Der neogotische Umbau (1863-70) ließ eine dreischiffige Hallenkirche entstehen, die auf den Chorraum ausgerichtet ist. An der Stirnseite wurden 1869 drei neogotische Farbfenster eingebaut. Der heutige Innenraum zeugt von diesem Umbau, während die Neogotik an den Außenwänden und am Dach im Zuge von Sicherungs- und Renovierungsarbeiten (1961-63) entfernt wurde; auch wurde der Turm nun durch ein Kupferdach und Schieferabdeckungen vor Witterungseinflüssen geschützt. Wird heute diese Entfernung historistischer Neogotik von vielen als ästhetischer Makel angesehen, galt sie damals als denkmalpflegerische Leistung.
Bei der letzten großen Renovierung des Innenraums (2004-05) wurden u.a. die alten Farbgebungen wiederhergestellt, ein neues Raum- und Lichtkonzept verwirklicht und neue Prinzipalstücke (Altar, Kreuz, Lesepult, Taufstätte, Osterkerzenständer) von Matthias Eder entworfen, deren klare kubische Formen in einem spannungsvollen Kontrast zu dem von Grabdenkmälern geprägten Chorraum stehen.
Im Zuge dieser Renovierung wurde im Kirchenvorstand die Idee entwickelt, den bekannten Zeichner, Maler und Glaskünstler Johannes Schreiter um Entwürfe für einige Fenster zu bitten. 2005 entstanden die Entwürfe für die drei Fenster der Universitätskapelle („Begegnung“, „Auferstehung“, „Verfolgung“), wenig später die Idee des Friedensfensters für die Gebetskapelle. Diese vier Fenster wurden 2006 eingebaut. 2009/10 entstanden weitere Entwürfe für die drei freien großen Fenster im Kirchenschiff („Himmlisches Jerusalem“, „Heiliger Geist“, „Taufe“) und die beiden kleinen romanischen Fenster („Wort“ und „Sakrament“). Sie alle konnten von 2010 bis 2012 schrittweise realisiert werden, so dass insgesamt ein Zyklus von neun Fenstern entstanden ist. Seit der Innenrenovierung und dem Einbau der neuen Kirchenfenster ist die Kirche ein heller, offener und künstlerisch gestalteter Raum, der zu eigenen Erkundungen einlädt.

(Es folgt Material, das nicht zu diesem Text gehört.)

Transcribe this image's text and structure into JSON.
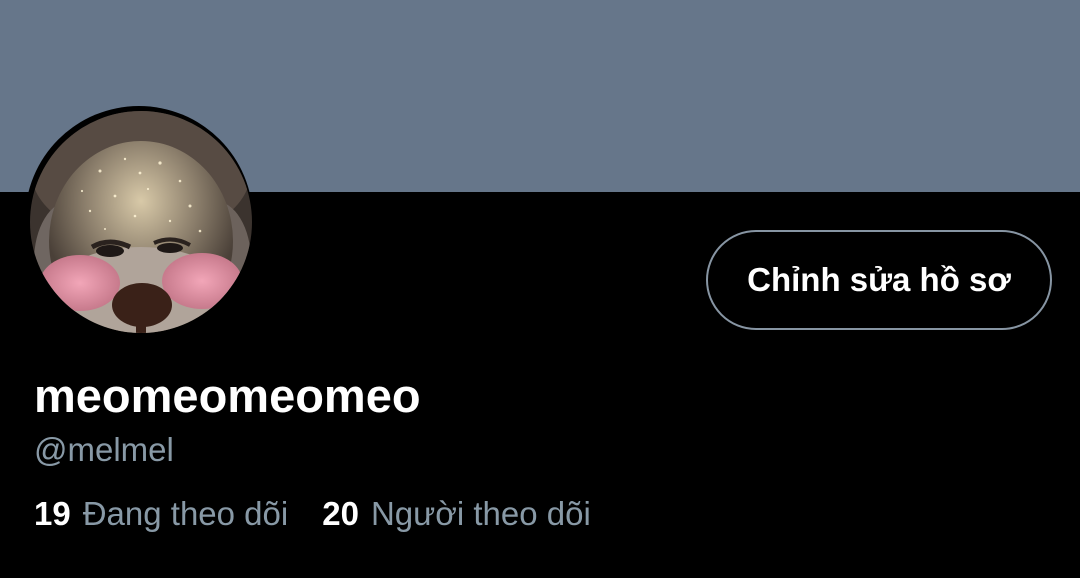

Die Peterskirche ist heute die Universitätskirche Heidelbergs. Zu ihr gehört keine Wohnortgemeinde, sondern es werden hier an den Sonn- und Feiertagen Universitätsgottesdienste gefeiert, die sich vor allem, aber nicht ausschließlich an die Mitglieder der Universität richten und in denen die Lehrenden der Theologischen Fakultät und der Pfarrer der Evangelischen Studierendengemeinde (ESG) regelmäßig predigen. Neben weiteren Gottesdiensten (lutherische Werktagsmesse, Seminargottesdienste, alternative Abendgottesdienste) finden zahlreiche Konzerte, Vorträge, Podiumsdiskussionen und Ausstellungen statt. Von April bis Oktober ist die Kirche tagsüber geöffnet und lädt ein zur Besichtigung, zum Verweilen, zum Gebet.